Une vidéo sulfureuse
Fin septembre, le clip de son tube In ensolo Yange est mis en ligne sur Youtube. Il affiche aujourd’hui plus de 354 791 vues. Dans cette vidéo, on peut y voir Panadol wa Basajja se savonner de façon suggestive les fesses et le décolleté, seulement vêtue d’un string et d’un soutien-gorge. Un clip qui s’inscrit donc dans l’air de notre temps où ” talent artistique”  rime souvent avec sexualité et érotisme.
 Un pays conservateur
Seulement, en février dernier une loi qui interdit la promotion de la pornographie a été a été promulguée. Cette loi a créé au passage une forte polémique, car jugée excessive et vague. D’ailleurs, la Cour Constitutionnelle doit se prononcer définitivement sur cette dernière suite à une requête. La difficulté de la tâche réside dans le fait que le pays possède un ministère des mœurs qui a déjà censuré des vidéos clips de Madonna, Beyoncé ou encore Nicki Minaj.

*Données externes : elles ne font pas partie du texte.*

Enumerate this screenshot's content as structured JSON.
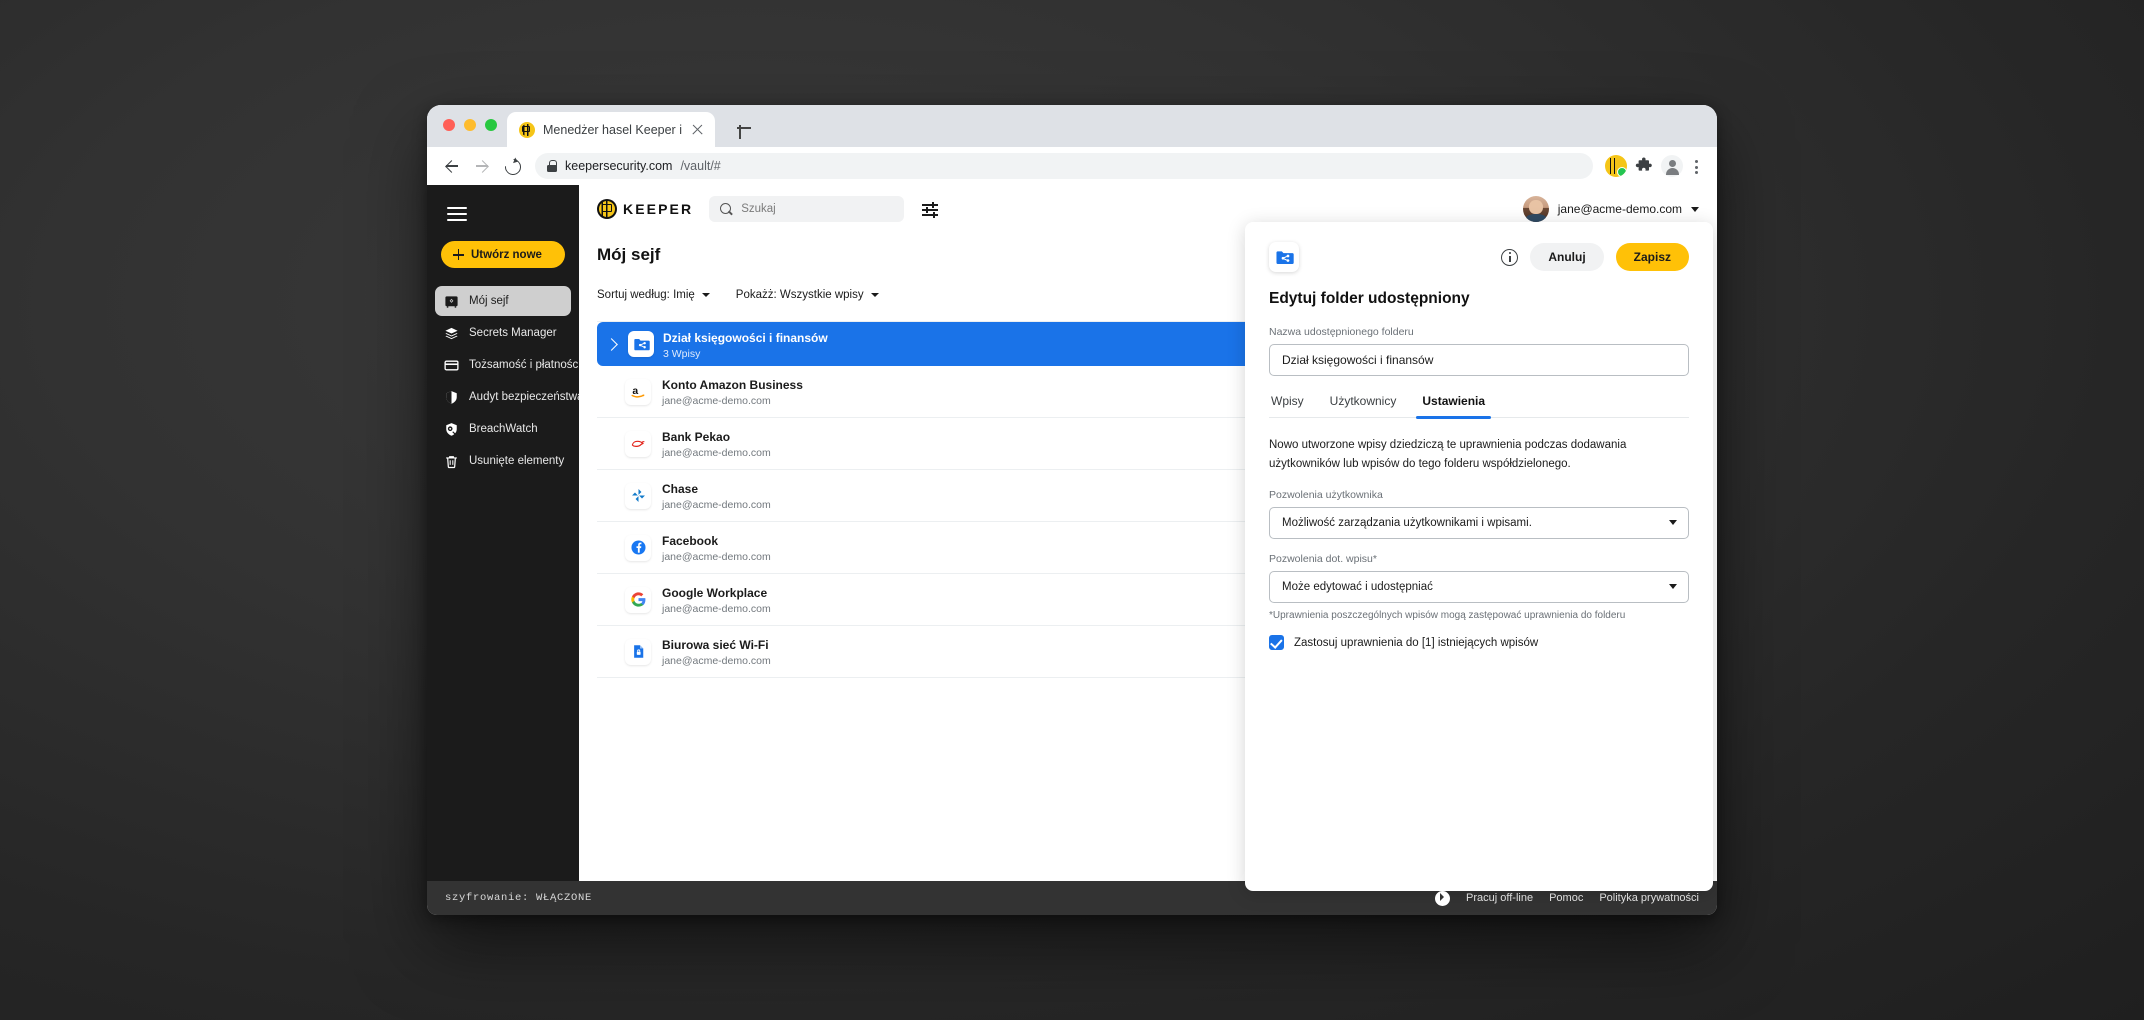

Panadol wa Basajja et son producteur ont été mis sous les verrous au mois de novembre, et ce pendant cinq semaines, avant d’être libérés dans l’attente de leur procès. Elle confiait récemment à l’AFP : « Lorsque j’ai tourné cette vidéo, je n’ai jamais eu l’intention de la destiner à des enfants, je l’ai faite pour des adultes. Je n’ai pas vendu ou distribué la chanson […]. Mes droits ont été bafoués, ma liberté d’expression a été bafouée ».